Weaknesses in RAG and vector-store deployments: poisoning the corpus, embedding inversion attacks, cross-tenant retrieval leaks, and stale or untrusted retrieved content treated as authoritative.
LLM outputs presented as authoritative when they’re confabulated, outdated, or systematically biased — including reliance failures where users defer to LLM judgment in high-stakes contexts.
Denial-of-wallet attacks via excessive inference requests, expensive tool invocations, or unbounded recursion patterns that aren’t rate-limited or cost-bounded server-side.

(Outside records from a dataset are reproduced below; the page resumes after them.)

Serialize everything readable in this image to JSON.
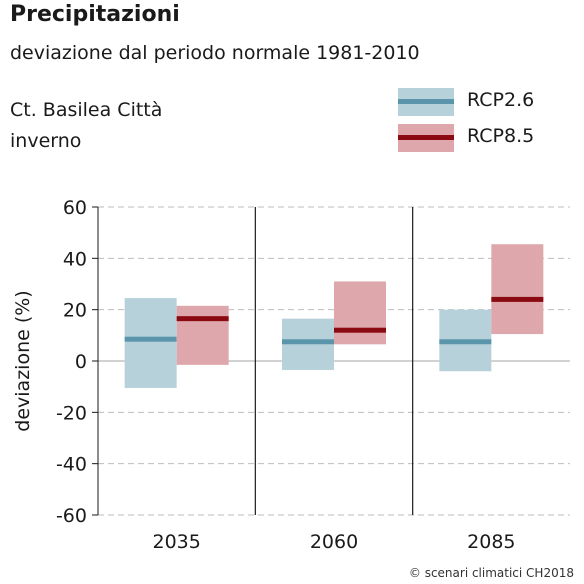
{
  "title": "Precipitazioni",
  "subtitle": "deviazione dal periodo normale 1981-2010",
  "location": "Ct. Basilea Città",
  "season": "inverno",
  "credit": "© scenari climatici CH2018",
  "legend": [
    {
      "name": "RCP2.6",
      "box_color": "#b7d1db",
      "line_color": "#5b95ab"
    },
    {
      "name": "RCP8.5",
      "box_color": "#dea7ac",
      "line_color": "#8b0a12"
    }
  ],
  "chart_data": {
    "type": "bar",
    "ylabel": "deviazione (%)",
    "ylim": [
      -60,
      60
    ],
    "yticks": [
      60,
      40,
      20,
      0,
      -20,
      -40,
      -60
    ],
    "categories": [
      "2035",
      "2060",
      "2085"
    ],
    "series": [
      {
        "name": "RCP2.6",
        "low": [
          -10.5,
          -3.5,
          -4
        ],
        "median": [
          8.5,
          7.5,
          7.5
        ],
        "high": [
          24.5,
          16.5,
          20
        ]
      },
      {
        "name": "RCP8.5",
        "low": [
          -1.5,
          6.5,
          10.5
        ],
        "median": [
          16.5,
          12,
          24
        ],
        "high": [
          21.5,
          31,
          45.5
        ]
      }
    ],
    "grid": true
  }
}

Why this matters for customers

Engineering teams shipping LLM features need a shared reference for “what we tested for” — both for internal pre-launch review and for external customer security questionnaires. The OWASP LLM Top 10 has become that reference. A clean assessment is increasingly table stakes for any vendor selling LLM-powered features into security-conscious buyers. This assessment surfaces:
  • Whether your prompt-injection defenses cover direct, indirect, and tool-output injection paths
  • Whether your RAG deployment isolates tenants and refreshes the corpus on a defined cadence
  • Whether your output handling validates LLM responses before downstream systems trust them
  • Whether your cost and rate controls protect against denial-of-wallet patterns

How it relates to other frameworks

OWASP LLM Top 10 is the practitioner-focused application security catalog. Pair it with:
  • AI Security (AISS) — broader AI program controls including governance, asset management, and incident response
  • AI Agent Security — drills deeper into LLM06 Excessive Agency for agent-specific deployments
  • NIST AI 600-1 (GAI Profile) — the regulatory-aligned risk-management view of many of the same risks
  • NIST AI RMF — the foundational AI risk-management lifecycle

Glass-Box scoring

Each question cites the specific OWASP LLM Top 10 risk ID (LLM01–LLM10) and version (currently 2025-03). Where the risk pattern maps to MITRE ATLAS techniques, those are surfaced in the drilldown as well.